There’s also the matter of English in the novel. While Emecheta published The Joys of Motherhood in English, the characters do not speak it. Whenever we read their thoughts and conversations, they are in English, a language that Nnaife is ridiculed in and exists outside of their internal lives as British colonial subjects.
This may be why her internal thoughts and experiences are so complex to figure out when reading the text. It is meant to be a matter of interpretation, not just because all reading is interpretation, but because we are working with someone whose inner self does not match the world structures—both in the text and the novel’s actual textuality—around her. To me, this is Emecheta’s ironic paradox.
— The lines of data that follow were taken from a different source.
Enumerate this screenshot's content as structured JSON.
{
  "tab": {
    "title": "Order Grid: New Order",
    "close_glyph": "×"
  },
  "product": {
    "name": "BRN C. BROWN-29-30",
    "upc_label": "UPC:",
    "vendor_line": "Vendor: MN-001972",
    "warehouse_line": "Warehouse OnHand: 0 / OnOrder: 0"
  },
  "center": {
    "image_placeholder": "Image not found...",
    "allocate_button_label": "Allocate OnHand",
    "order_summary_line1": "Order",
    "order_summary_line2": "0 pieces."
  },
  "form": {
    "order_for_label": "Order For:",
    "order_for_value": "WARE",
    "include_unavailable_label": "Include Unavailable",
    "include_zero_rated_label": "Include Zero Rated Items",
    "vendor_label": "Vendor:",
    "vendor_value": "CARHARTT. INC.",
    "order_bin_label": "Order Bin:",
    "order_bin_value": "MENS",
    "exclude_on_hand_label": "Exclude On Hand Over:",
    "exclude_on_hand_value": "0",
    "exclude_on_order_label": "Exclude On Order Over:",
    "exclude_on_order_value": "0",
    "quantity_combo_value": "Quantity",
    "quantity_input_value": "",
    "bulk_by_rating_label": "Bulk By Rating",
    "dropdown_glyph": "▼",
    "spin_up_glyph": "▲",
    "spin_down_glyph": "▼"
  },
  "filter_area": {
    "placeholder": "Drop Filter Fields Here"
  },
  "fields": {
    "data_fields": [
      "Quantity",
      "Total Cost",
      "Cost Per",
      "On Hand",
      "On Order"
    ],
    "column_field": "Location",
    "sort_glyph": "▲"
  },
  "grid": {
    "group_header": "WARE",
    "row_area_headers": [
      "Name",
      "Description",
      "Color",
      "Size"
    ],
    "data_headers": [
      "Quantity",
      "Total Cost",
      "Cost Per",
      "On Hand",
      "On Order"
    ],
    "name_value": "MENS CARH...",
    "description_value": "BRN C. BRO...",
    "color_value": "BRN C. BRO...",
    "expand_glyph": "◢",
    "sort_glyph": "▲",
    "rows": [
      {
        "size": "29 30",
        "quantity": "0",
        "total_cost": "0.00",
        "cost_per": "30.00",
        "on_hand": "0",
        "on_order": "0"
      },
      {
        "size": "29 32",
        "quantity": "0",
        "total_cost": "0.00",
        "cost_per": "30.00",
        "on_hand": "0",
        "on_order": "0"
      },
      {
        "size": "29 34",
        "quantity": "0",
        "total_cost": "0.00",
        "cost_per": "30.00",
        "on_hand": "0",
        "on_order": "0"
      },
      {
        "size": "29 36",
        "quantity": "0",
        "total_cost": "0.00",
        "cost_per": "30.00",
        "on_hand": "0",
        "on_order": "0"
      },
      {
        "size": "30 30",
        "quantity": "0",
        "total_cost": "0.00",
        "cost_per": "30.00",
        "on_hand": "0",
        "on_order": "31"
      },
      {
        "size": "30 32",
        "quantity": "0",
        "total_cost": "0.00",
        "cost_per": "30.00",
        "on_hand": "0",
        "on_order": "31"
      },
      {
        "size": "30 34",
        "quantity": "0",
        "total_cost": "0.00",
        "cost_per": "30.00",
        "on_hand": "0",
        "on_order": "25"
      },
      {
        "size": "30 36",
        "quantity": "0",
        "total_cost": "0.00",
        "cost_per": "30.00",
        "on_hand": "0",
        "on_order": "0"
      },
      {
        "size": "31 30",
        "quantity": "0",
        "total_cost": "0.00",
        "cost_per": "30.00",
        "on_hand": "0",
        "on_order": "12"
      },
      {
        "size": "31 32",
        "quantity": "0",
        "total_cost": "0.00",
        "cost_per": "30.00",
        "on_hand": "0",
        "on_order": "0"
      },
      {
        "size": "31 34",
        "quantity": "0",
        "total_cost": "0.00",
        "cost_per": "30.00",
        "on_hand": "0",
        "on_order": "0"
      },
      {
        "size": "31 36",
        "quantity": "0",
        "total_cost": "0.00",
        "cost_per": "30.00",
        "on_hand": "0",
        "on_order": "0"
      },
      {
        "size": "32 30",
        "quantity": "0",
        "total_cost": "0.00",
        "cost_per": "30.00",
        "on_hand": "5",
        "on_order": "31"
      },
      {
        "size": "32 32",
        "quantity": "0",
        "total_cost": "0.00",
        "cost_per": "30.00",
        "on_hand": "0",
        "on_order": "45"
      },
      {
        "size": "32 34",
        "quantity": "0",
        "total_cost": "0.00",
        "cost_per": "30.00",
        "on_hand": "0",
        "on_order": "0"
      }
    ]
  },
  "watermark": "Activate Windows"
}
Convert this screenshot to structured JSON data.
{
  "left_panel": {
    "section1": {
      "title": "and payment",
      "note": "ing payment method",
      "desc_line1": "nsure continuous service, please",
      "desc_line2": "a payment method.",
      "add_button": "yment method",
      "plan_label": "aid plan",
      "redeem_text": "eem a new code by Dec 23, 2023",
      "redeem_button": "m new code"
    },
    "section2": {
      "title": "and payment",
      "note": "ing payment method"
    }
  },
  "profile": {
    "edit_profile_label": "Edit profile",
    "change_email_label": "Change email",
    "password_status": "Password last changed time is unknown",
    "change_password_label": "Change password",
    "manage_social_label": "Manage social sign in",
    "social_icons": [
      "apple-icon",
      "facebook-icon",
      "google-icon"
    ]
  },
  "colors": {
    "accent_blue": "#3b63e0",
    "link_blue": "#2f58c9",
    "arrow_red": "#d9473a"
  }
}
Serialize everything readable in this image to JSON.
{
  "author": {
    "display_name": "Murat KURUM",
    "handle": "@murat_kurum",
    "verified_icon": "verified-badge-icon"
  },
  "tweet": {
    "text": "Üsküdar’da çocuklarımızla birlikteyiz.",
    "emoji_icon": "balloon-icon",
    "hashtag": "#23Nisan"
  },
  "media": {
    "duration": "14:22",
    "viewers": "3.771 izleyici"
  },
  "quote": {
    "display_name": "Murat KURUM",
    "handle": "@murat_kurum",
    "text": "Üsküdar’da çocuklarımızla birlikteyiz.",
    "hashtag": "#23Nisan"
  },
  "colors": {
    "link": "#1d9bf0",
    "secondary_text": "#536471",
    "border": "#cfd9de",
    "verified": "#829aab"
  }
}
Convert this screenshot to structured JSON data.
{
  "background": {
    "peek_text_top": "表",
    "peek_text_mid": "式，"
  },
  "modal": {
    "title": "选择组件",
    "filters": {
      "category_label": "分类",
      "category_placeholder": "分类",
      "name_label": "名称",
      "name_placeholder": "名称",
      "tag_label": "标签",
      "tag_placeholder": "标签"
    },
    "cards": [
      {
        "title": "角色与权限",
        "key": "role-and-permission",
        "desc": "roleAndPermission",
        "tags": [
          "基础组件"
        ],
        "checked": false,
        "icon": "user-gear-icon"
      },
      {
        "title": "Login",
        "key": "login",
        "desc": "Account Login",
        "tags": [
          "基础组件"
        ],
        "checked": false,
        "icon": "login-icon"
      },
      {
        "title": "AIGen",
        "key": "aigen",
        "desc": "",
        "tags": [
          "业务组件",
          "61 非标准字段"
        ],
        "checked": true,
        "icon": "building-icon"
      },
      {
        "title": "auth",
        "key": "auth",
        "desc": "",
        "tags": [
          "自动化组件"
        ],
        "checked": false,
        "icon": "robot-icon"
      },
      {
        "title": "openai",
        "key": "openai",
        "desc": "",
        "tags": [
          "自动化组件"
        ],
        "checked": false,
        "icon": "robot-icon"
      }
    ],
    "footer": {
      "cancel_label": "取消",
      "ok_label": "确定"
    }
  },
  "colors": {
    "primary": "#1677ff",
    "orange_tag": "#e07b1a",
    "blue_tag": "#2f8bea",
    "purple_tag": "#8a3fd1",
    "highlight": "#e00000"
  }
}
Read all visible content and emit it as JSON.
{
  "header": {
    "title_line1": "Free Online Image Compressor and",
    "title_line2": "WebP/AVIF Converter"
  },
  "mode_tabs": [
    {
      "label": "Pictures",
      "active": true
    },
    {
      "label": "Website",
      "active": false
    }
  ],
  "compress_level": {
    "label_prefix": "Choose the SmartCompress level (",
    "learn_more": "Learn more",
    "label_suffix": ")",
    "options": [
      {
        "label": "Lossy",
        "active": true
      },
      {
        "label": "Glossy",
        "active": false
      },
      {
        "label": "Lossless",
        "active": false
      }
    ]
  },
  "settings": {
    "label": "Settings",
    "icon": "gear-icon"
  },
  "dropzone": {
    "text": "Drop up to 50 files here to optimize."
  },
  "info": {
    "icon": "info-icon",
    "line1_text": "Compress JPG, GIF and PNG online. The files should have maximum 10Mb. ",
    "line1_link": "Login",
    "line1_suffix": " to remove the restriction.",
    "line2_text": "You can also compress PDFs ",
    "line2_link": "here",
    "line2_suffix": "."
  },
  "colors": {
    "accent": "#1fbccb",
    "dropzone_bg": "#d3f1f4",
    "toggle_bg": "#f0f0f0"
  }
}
But in closing, I am left to re-return to John Updike’s short comment, still found on most copies, about the book bearing “a plain feminist message.” I hope to have shown that it is not plain, but I have fallen into imposing the structure of irony onto the text. Really, does The Joys of Motherhood need to be called ironic? Is it a case of an easy essay topic for undergraduates? And again, me writing towards something that I cannot say, the cheater’s structure of an argument, does it really bear anything onto the text?
Part of me thought of questioning whether irony can be used to point to the humour in the text, very much borrowing from what David Foster Wallace does to Kafka. I imagine arguments against my making light of Nnu Ego’s plight of being forced to marry a man who is described as having “a belly like a pregnant cow.” I’m also confident that many would see humour here for various reasons, none of which I really care to explore in a blog post.
I think the novel would be fun to explore if one day the structures surrounding motherhood were differently and universally unfunny—or, specifically, something that a critic should take as serious and unserious. Everything would break if chipmunk-hood were replaced with motherhood throughout the text, an obvious and unhelpful thought indicative of fiddly terms.